July 15th – I snatched a ride out at 3pm, and headed for Hoar Cross. I rocketed through the countryside of Longdon, Handsacre and the Ridwares, only stopping at the old church at Pipe Ridware to take a quick couple of photos. The pretty little building is now a theatre whose latest show was only a few days ago.
I continued to Hoar Cross, and returned via the Needwood Valley,with the countryside looking gorgeous in the hazy, hot summer sun. I was hurrying a 35 mile journey and didn’t stop to take many photos, but it was a lovely, fast ride.
July 14th – I followed the track back to Ryders Mere. I hadn’t been this way for a while, and this relatively new lake – created as part of an opencast remediation 10 years ago – is maturing well. It was very quiet, with few around, and I was impressed at the number of damselflies, dragonflies and other insects there were around. The meadow was alive with grasshoppers. In the background, the gentle lap of water and calls of waterfowl.
Beautifully tranquil.
July 13th – The dog’s name is Veronica.
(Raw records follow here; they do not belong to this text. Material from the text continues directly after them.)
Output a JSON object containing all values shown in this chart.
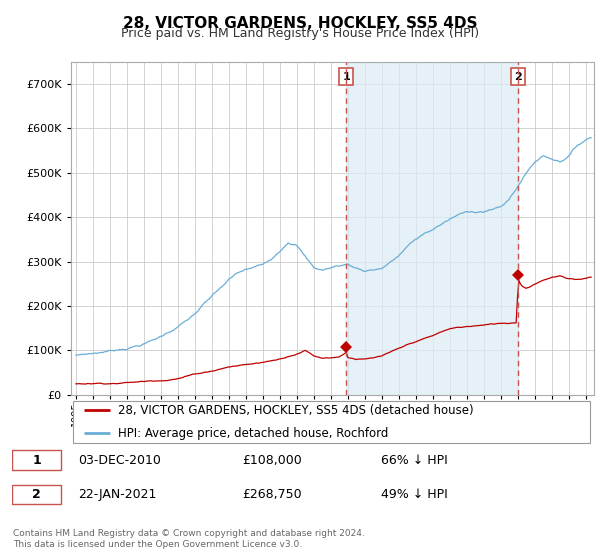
{
  "title": "28, VICTOR GARDENS, HOCKLEY, SS5 4DS",
  "subtitle": "Price paid vs. HM Land Registry's House Price Index (HPI)",
  "hpi_label": "HPI: Average price, detached house, Rochford",
  "property_label": "28, VICTOR GARDENS, HOCKLEY, SS5 4DS (detached house)",
  "sale1_date": "03-DEC-2010",
  "sale1_price": 108000,
  "sale1_pct": "66% ↓ HPI",
  "sale2_date": "22-JAN-2021",
  "sale2_price": 268750,
  "sale2_pct": "49% ↓ HPI",
  "footer": "Contains HM Land Registry data © Crown copyright and database right 2024.\nThis data is licensed under the Open Government Licence v3.0.",
  "hpi_color": "#6aaed6",
  "hpi_fill_color": "#daeaf5",
  "property_color": "#c00000",
  "vline_color": "#c8534a",
  "background_color": "#ffffff",
  "grid_color": "#cccccc",
  "ylim": [
    0,
    750000
  ],
  "yticks": [
    0,
    100000,
    200000,
    300000,
    400000,
    500000,
    600000,
    700000
  ],
  "sale1_year_f": 2010.92,
  "sale2_year_f": 2021.05,
  "xmin": 1994.7,
  "xmax": 2025.5
}
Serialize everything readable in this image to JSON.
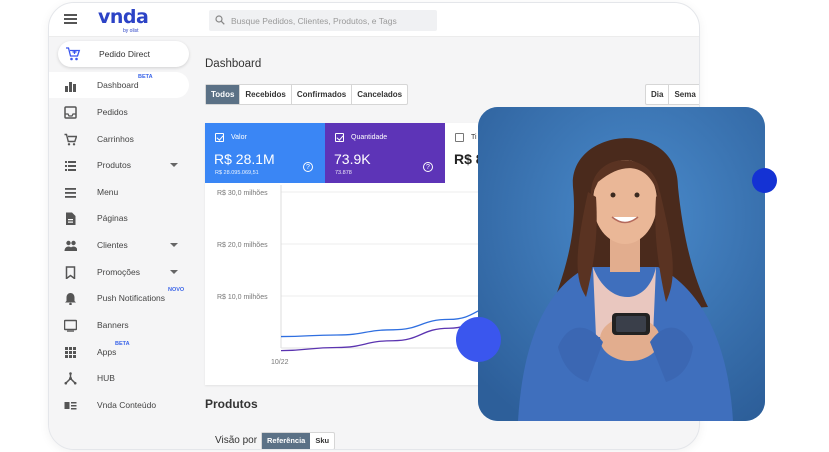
{
  "header": {
    "menu_icon": "hamburger-icon",
    "logo_text": "vnda",
    "logo_byline": "by olist",
    "search_placeholder": "Busque Pedidos, Clientes, Produtos, e Tags"
  },
  "sidebar": {
    "pedido_direct": {
      "label": "Pedido Direct",
      "icon": "cart-plus-icon"
    },
    "items": [
      {
        "label": "Dashboard",
        "icon": "bar-chart-icon",
        "tag": "BETA",
        "active": true,
        "caret": false
      },
      {
        "label": "Pedidos",
        "icon": "inbox-icon",
        "tag": "",
        "active": false,
        "caret": false
      },
      {
        "label": "Carrinhos",
        "icon": "cart-icon",
        "tag": "",
        "active": false,
        "caret": false
      },
      {
        "label": "Produtos",
        "icon": "list-icon",
        "tag": "",
        "active": false,
        "caret": true
      },
      {
        "label": "Menu",
        "icon": "menu-lines-icon",
        "tag": "",
        "active": false,
        "caret": false
      },
      {
        "label": "Páginas",
        "icon": "document-icon",
        "tag": "",
        "active": false,
        "caret": false
      },
      {
        "label": "Clientes",
        "icon": "people-icon",
        "tag": "",
        "active": false,
        "caret": true
      },
      {
        "label": "Promoções",
        "icon": "bookmark-icon",
        "tag": "",
        "active": false,
        "caret": true
      },
      {
        "label": "Push Notifications",
        "icon": "bell-icon",
        "tag": "NOVO",
        "active": false,
        "caret": false
      },
      {
        "label": "Banners",
        "icon": "monitor-icon",
        "tag": "",
        "active": false,
        "caret": false
      },
      {
        "label": "Apps",
        "icon": "apps-grid-icon",
        "tag": "BETA",
        "active": false,
        "caret": false
      },
      {
        "label": "HUB",
        "icon": "hub-icon",
        "tag": "",
        "active": false,
        "caret": false
      },
      {
        "label": "Vnda Conteúdo",
        "icon": "content-icon",
        "tag": "",
        "active": false,
        "caret": false
      }
    ]
  },
  "main": {
    "title": "Dashboard",
    "status_filters": [
      "Todos",
      "Recebidos",
      "Confirmados",
      "Cancelados"
    ],
    "selected_filter": "Todos",
    "period_filters": [
      "Dia",
      "Sema"
    ],
    "metrics": [
      {
        "label": "Valor",
        "value": "R$ 28.1M",
        "sub": "R$ 28.095.069,51",
        "color": "#3a86f5",
        "checked": true
      },
      {
        "label": "Quantidade",
        "value": "73.9K",
        "sub": "73.878",
        "color": "#5d34b7",
        "checked": true
      },
      {
        "label": "Ti",
        "value": "R$ 8",
        "sub": "",
        "color": "#ffffff",
        "checked": false
      }
    ],
    "products_title": "Produtos",
    "visao_label": "Visão por",
    "visao_options": [
      "Referência",
      "Sku"
    ],
    "visao_selected": "Referência"
  },
  "chart_data": {
    "type": "line",
    "y_ticks": [
      "R$ 30,0 milhões",
      "R$ 20,0 milhões",
      "R$ 10,0 milhões"
    ],
    "x_ticks": [
      "10/22"
    ],
    "ylim": [
      0,
      30
    ],
    "series": [
      {
        "name": "Valor",
        "color": "#2f6fe0",
        "x": [
          0,
          1,
          2,
          3,
          4
        ],
        "y": [
          2.2,
          2.5,
          3.5,
          5.5,
          8.5
        ]
      },
      {
        "name": "Quantidade",
        "color": "#5b34b0",
        "x": [
          0,
          1,
          2,
          3,
          4
        ],
        "y": [
          -0.5,
          0.1,
          1.4,
          3.8,
          7.2
        ]
      }
    ]
  },
  "decor": {
    "photo_alt": "woman-holding-phone-photo"
  }
}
This is the otherwise glass-calm Trent and Mersey river section at Alrewas. A fine dog on a fine day.
July 13th – It was incredibly hot, and I was tired. But at 4pm I found the energy from somewhere and headed out. I was only supposed to be going to Chasewater – but after a restorative ice cream, I found the going easy and powerful, so I headed up through Chorley and Longdon Green, to Yoxall and Barton. From Barton I took the backlanes and tracks to Wychnor, where I hopped on the canal, and rode the river section of the Trent & Mersey to Fradley, then back home through Lichfield.
It was hot, but a lovely, fast ride through gently ripening countryside. This is the summer I’ve been hoping for.